I thought of it as replacing three \n
characters with one, so it seemed like a good place to use the sed
command.
However, according to this FAQ for sed
, it’s impossible to use \n
in a sed
command to strip out newlines.
5.10. Why can’t I match or delete a newline using the \n escape sequence? Why can’t I match 2 or more lines using \n?
The \n will never match the newline at the end-of-line because the newline is always stripped off before the line is placed into the pattern space. To get 2 or more lines into the pattern space, use the ‘N’ command or something similar (such as ‘H;…;g;’).

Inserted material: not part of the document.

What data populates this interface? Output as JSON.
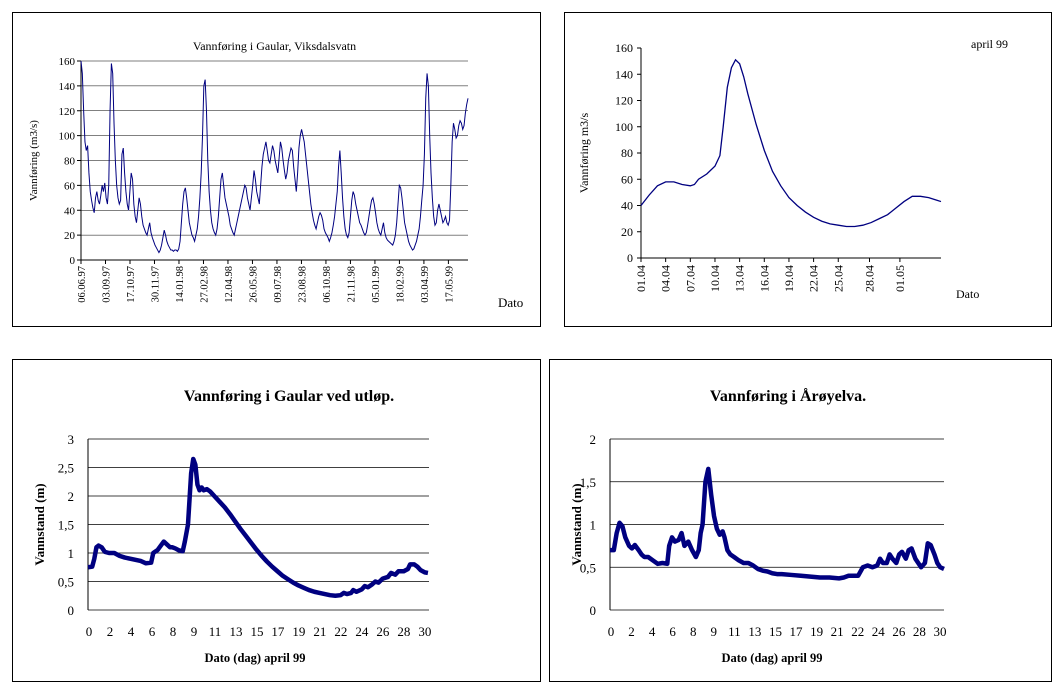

Sed works like this: sed reads one line at a time, chops off the terminating newline, puts what is left into the pattern space where the sed script can address or change it, and when the pattern space is printed, appends a newline to stdout (or to a file). If the pattern space is entirely or partially deleted with ‘d’ or ‘D’, the newline is not added in such cases. Thus, scripts like
sed 's/\n//' file # to delete newlines from each line sed 's/\n/foo\n/' file # to add a word to the end of each linewill never work, because the trailing newline is removed before the line is put into the pattern space. To perform the above tasks, use one of these scripts instead:
tr -d '\n' < file # use tr to delete newlines sed ':a;N;$!ba;s/\n//g' file # GNU sed to delete newlines sed 's/$/ foo/' file # add "foo" to end of each line
Basically, the utility reads the input line-by-line, so it never sees the newlines anyway. It looks like we can’t replace multiple newlines with a single newline after all.
However, a regex trick I found was to detect empty lines and delete them:
sed /^$/d FILE
This regex looks for any line that ends immediately after it begins, then deletes that line. It worked perfectly for my needs.